If we're trying to quantify what they can NEVER do, I think we'd have to resort ...

hansonw · on April 27, 2024

This is also a good paper on the subject:

What Algorithms can Transformers Learn? A Study in Length Generalization https://arxiv.org/abs/2310.16028

shawntan · on April 27, 2024

Yes this is a good empirical study on the types of tasks that's been shown to be impossible for transformers to generalise on.

With both empirical and theoretical support I find it's pretty clear this is an obvious limitation.

jillesvangurp · on April 27, 2024

We have to be a bit more honest about the things we can actually do ourselves. Most people I know would flunk most of the benchmarks we use to evaluate LLMs. Not just a little bit but more like completely and utterly and embarrassingly so. It's not even close; or fair. People are surprisingly alright at a narrow set of problems. Particularly when it doesn't involve knowledge. Most people also suck at reasoning (unless they had years of training), they suck at factual knowledge, they aren't half bad at visual and spatial reasoning, and fairly gullible otherwise.

Anyway, this list looks more like a "hold my beer" moment for AI researchers than any fundamental objections for AIs to stop evolving any further. Sure there are weaknesses, and paths to address those. Anyone claiming that this is the end of the road in terms of progress is going to be in for some disappointing reality check probably a lot sooner than is comfortable.

And of course by narrowing it to just LLMs, the authors have a bit of an escape hatch because they conveniently exclude any further architectures, alternate strategies, improvements, that might otherwise overcome the identified current weaknesses. But that's an artificial constraint that has no real world value; because of course AI researchers are already looking beyond the current state of the art. Why wouldn't they.

martindbp · on April 27, 2024

It's clear that what's missing is flexibility and agency. For anything that can be put into text or a short conversation, and I'd have to chose between access to ChatGPT or a random human, I know what I'd chose.

pixl97 · on April 27, 2024

Agency is one of those things we probably want to think about quite a bit. Especially with the the willingness for people to hook up it up to things that interact with the real world.

shawntan · on April 27, 2024

Not sure what you got out of the paper, but for me it was more spurring ideas about how to fix this in future architectures.

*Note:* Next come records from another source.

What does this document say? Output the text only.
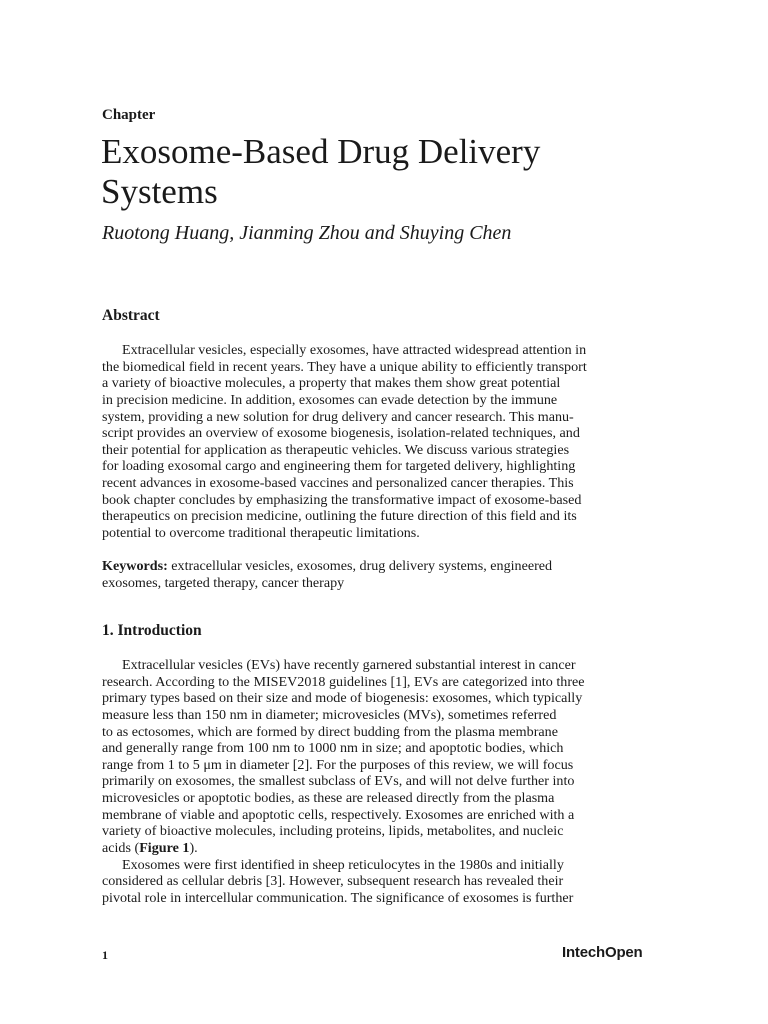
Chapter
Exosome-Based Drug Delivery
Systems
Ruotong Huang, Jianming Zhou and Shuying Chen
Abstract
Extracellular vesicles, especially exosomes, have attracted widespread attention in
the biomedical field in recent years. They have a unique ability to efficiently transport
a variety of bioactive molecules, a property that makes them show great potential
in precision medicine. In addition, exosomes can evade detection by the immune
system, providing a new solution for drug delivery and cancer research. This manu-
script provides an overview of exosome biogenesis, isolation-related techniques, and
their potential for application as therapeutic vehicles. We discuss various strategies
for loading exosomal cargo and engineering them for targeted delivery, highlighting
recent advances in exosome-based vaccines and personalized cancer therapies. This
book chapter concludes by emphasizing the transformative impact of exosome-based
therapeutics on precision medicine, outlining the future direction of this field and its
potential to overcome traditional therapeutic limitations.
Keywords: extracellular vesicles, exosomes, drug delivery systems, engineered
exosomes, targeted therapy, cancer therapy
1. Introduction
Extracellular vesicles (EVs) have recently garnered substantial interest in cancer
research. According to the MISEV2018 guidelines [1], EVs are categorized into three
primary types based on their size and mode of biogenesis: exosomes, which typically
measure less than 150 nm in diameter; microvesicles (MVs), sometimes referred
to as ectosomes, which are formed by direct budding from the plasma membrane
and generally range from 100 nm to 1000 nm in size; and apoptotic bodies, which
range from 1 to 5 μm in diameter [2]. For the purposes of this review, we will focus
primarily on exosomes, the smallest subclass of EVs, and will not delve further into
microvesicles or apoptotic bodies, as these are released directly from the plasma
membrane of viable and apoptotic cells, respectively. Exosomes are enriched with a
variety of bioactive molecules, including proteins, lipids, metabolites, and nucleic
acids (Figure 1).
Exosomes were first identified in sheep reticulocytes in the 1980s and initially
considered as cellular debris [3]. However, subsequent research has revealed their
pivotal role in intercellular communication. The significance of exosomes is further
1	IntechOpen
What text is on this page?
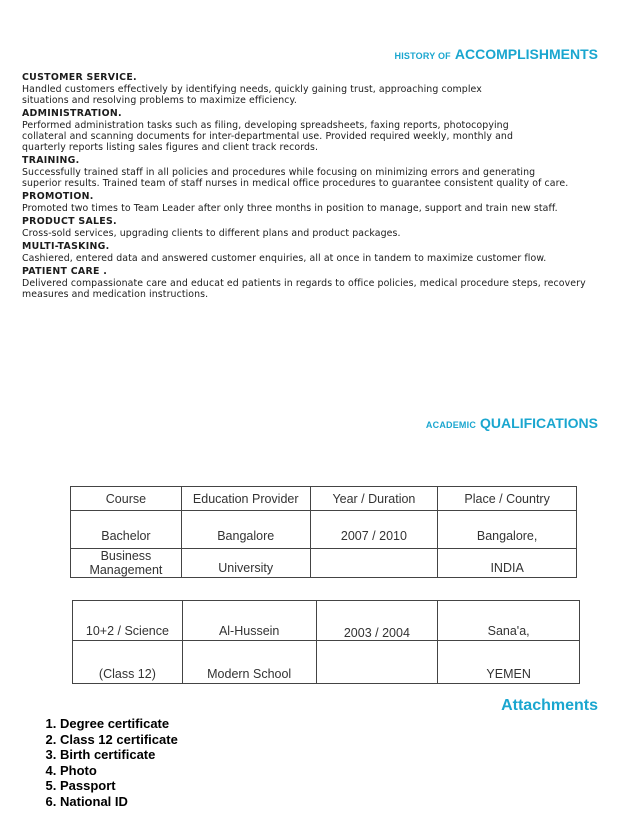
HISTORY OF ACCOMPLISHMENTS
CUSTOMER SERVICE.
Handled customers effectively by identifying needs, quickly gaining trust, approaching complex situations and resolving problems to maximize efficiency.
ADMINISTRATION.
Performed administration tasks such as filing, developing spreadsheets, faxing reports, photocopying collateral and scanning documents for inter-departmental use. Provided required weekly, monthly and quarterly reports listing sales figures and client track records.
TRAINING.
Successfully trained staff in all policies and procedures while focusing on minimizing errors and generating superior results. Trained team of staff nurses in medical office procedures to guarantee consistent quality of care.
PROMOTION.
Promoted two times to Team Leader after only three months in position to manage, support and train new staff.
PRODUCT SALES.
Cross-sold services, upgrading clients to different plans and product packages.
MULTI-TASKING.
Cashiered, entered data and answered customer enquiries, all at once in tandem to maximize customer flow.
PATIENT CARE .
Delivered compassionate care and educat ed patients in regards to office policies, medical procedure steps, recovery measures and medication instructions.
ACADEMIC QUALIFICATIONS
Course	Education Provider	Year / Duration	Place / Country
Bachelor	Bangalore	2007 / 2010	Bangalore,
Business Management	University		INDIA
10+2 / Science	Al-Hussein	2003 / 2004	Sana'a,
(Class 12)	Modern School		YEMEN
Attachments
1. Degree certificate
2. Class 12 certificate
3. Birth certificate
4. Photo
5. Passport
6. National ID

Don't think anyone worth their salt would look at this and think : oh well that's that then.

cs702 · on April 27, 2024

Thank you for sharing this here. Rigorous work on the "expressibility" of current LLMs (i.e., which classes of problems can they tackle?) is surely more important, but I suspect it will go over head of most HN readers, many of whom have minimal to zero formal training on topics relating to computational complexity.

shawntan · on April 27, 2024

Yes, but unfortunately that doesn't answer the question the title poses.

cs702 · on April 27, 2024

The OP is not trying to answer the question. Rather, the OP is asking the question and sharing some thoughts on the motivations for asking it.

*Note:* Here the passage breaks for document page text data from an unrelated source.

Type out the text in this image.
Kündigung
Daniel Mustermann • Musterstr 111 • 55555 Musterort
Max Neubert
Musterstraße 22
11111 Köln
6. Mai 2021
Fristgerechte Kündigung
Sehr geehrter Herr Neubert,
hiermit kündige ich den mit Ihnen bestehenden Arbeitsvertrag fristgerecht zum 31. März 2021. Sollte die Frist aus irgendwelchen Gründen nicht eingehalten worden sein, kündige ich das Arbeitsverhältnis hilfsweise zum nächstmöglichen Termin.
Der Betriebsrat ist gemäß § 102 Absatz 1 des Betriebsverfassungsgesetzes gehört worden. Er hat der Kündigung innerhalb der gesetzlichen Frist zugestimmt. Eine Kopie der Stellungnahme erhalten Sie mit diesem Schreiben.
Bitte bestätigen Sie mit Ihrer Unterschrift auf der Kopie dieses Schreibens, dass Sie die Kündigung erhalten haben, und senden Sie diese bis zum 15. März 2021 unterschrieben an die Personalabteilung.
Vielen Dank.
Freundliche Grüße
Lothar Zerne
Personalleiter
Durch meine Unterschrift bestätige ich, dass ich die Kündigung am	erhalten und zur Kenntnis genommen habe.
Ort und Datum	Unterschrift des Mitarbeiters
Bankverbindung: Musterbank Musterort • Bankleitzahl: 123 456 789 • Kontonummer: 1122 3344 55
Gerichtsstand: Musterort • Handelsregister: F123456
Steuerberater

shawntan · on April 27, 2024

I agree it's a good question to be asking.

There are good answers to be found if you look.

It feels like no proper looking was attempted.

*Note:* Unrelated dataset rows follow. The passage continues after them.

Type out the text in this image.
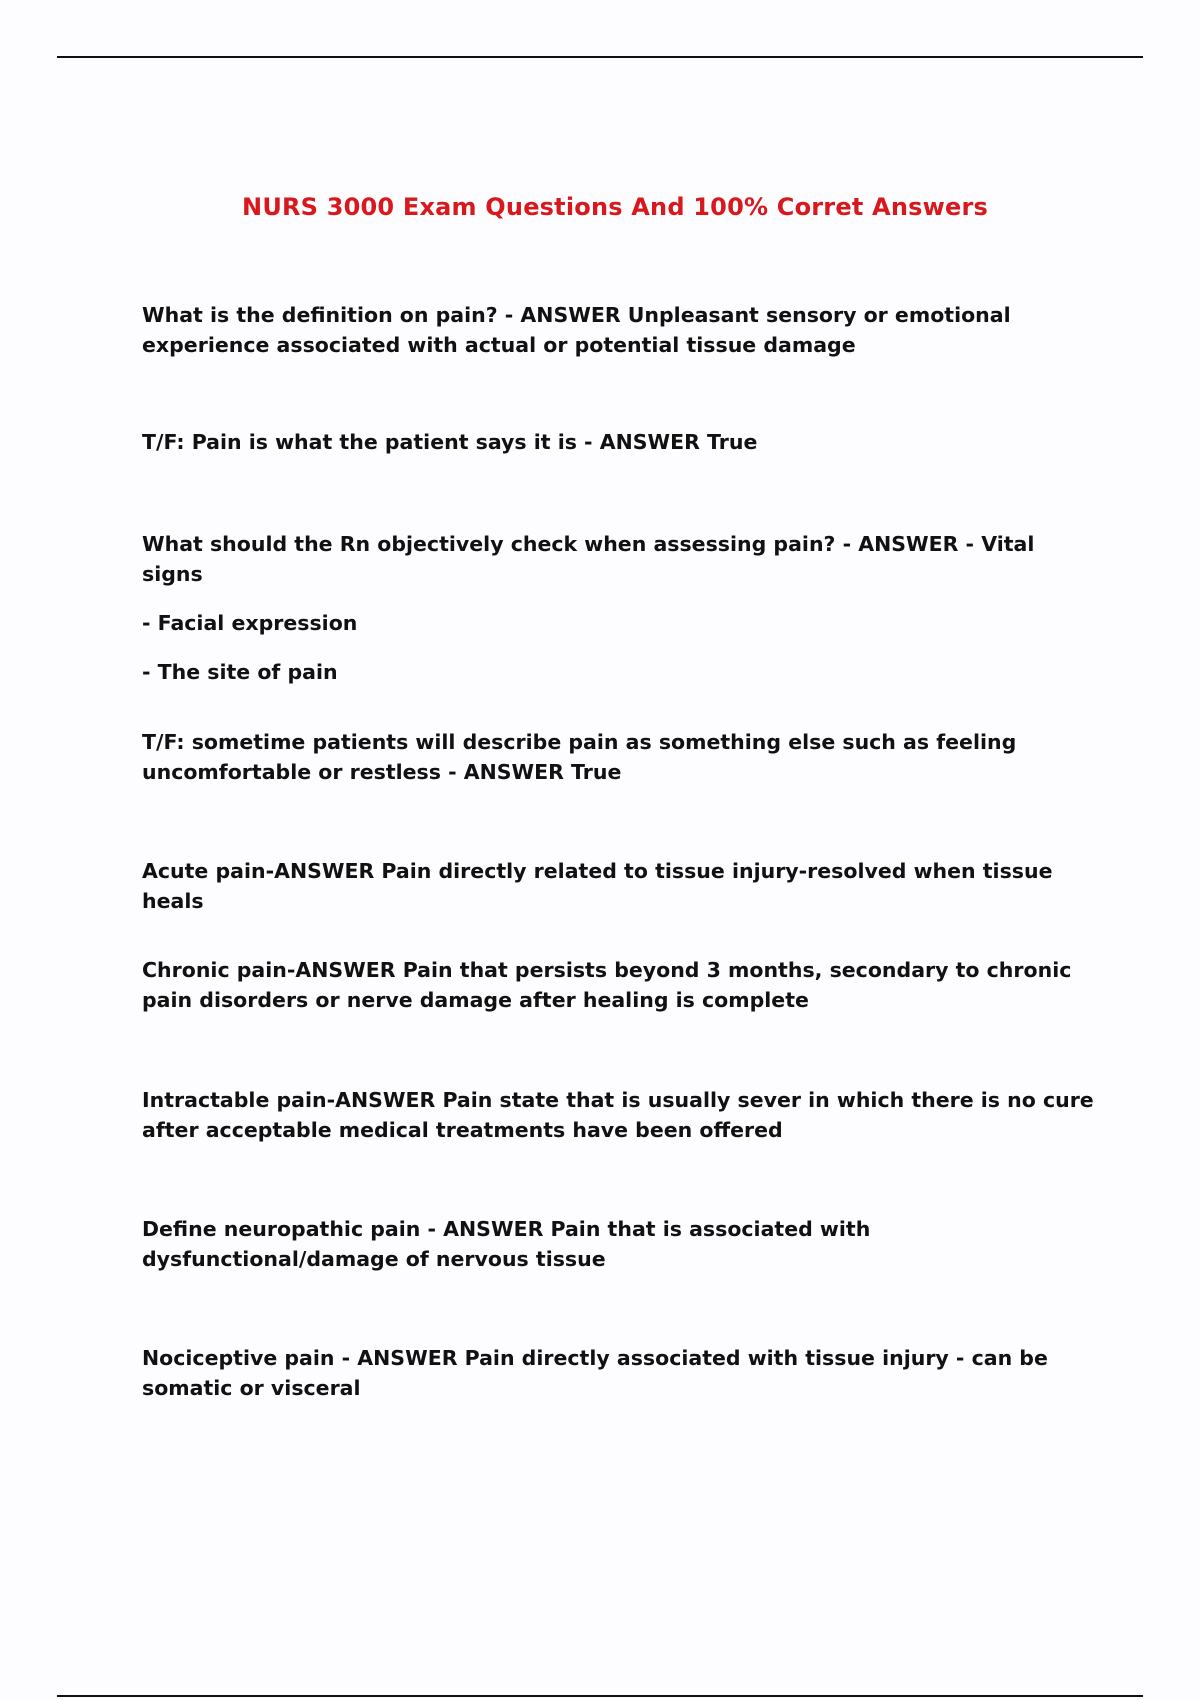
NURS 3000 Exam Questions And 100% Corret Answers

What is the definition on pain? - ANSWER Unpleasant sensory or emotional experience associated with actual or potential tissue damage

T/F: Pain is what the patient says it is - ANSWER True

What should the Rn objectively check when assessing pain? - ANSWER - Vital signs

- Facial expression

- The site of pain

T/F: sometime patients will describe pain as something else such as feeling uncomfortable or restless - ANSWER True

Acute pain-ANSWER Pain directly related to tissue injury-resolved when tissue heals

Chronic pain-ANSWER Pain that persists beyond 3 months, secondary to chronic pain disorders or nerve damage after healing is complete

Intractable pain-ANSWER Pain state that is usually sever in which there is no cure after acceptable medical treatments have been offered

Define neuropathic pain - ANSWER Pain that is associated with dysfunctional/damage of nervous tissue

Nociceptive pain - ANSWER Pain directly associated with tissue injury - can be somatic or visceral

marquisdepolis · on April 29, 2024

This is very interesting thanks Shawn. I did email William Merrill to see his thoughts but didn't get a response yet.

unparagoned · on April 27, 2024

Neural nets can approximate any function.

A large enough llm with memory is turning complete.

So theoretically I don’t think there is anything they can never do.

shawntan · on April 27, 2024

> Neural nets can approximate any function.

Common misunderstanding of the universal approximation theorem.

Consider this: can an mlp approximate a sine wave?

> A large enough llm with memory is turning complete.

With (a lot of) chain of thought it could be.

Read the paper, and its references.

andy99 · on April 27, 2024

Sort of moot anyway. If statements can approximate any function, most programming languages are effectively turing complete. What's important about specific architectures like transformers is they allow for comparatively efficient determination of the set of weights that will approximate some narrower class of functions. It's finding the weights that's important, not the theoretical representation power.

sdenton4 · on April 27, 2024

"Consider this: can an mlp approximate a sine wave?"

Well, yes - we have neutral speech and music synthesis and compression algorithms which do this exceedingly well...

qwery2 · on April 28, 2024

I think the person you're replying to may have been referring to the problem of a MLP approximating a sine wave for out of distribution samples, i.e. the entire set of real numbers.

goatlover · on April 28, 2024

There's all sorts of things a neural net isn't doing without a body. Giving birth or free soloing El Capitan come to mind. It could approximate the functions for both in token-land, but who cares?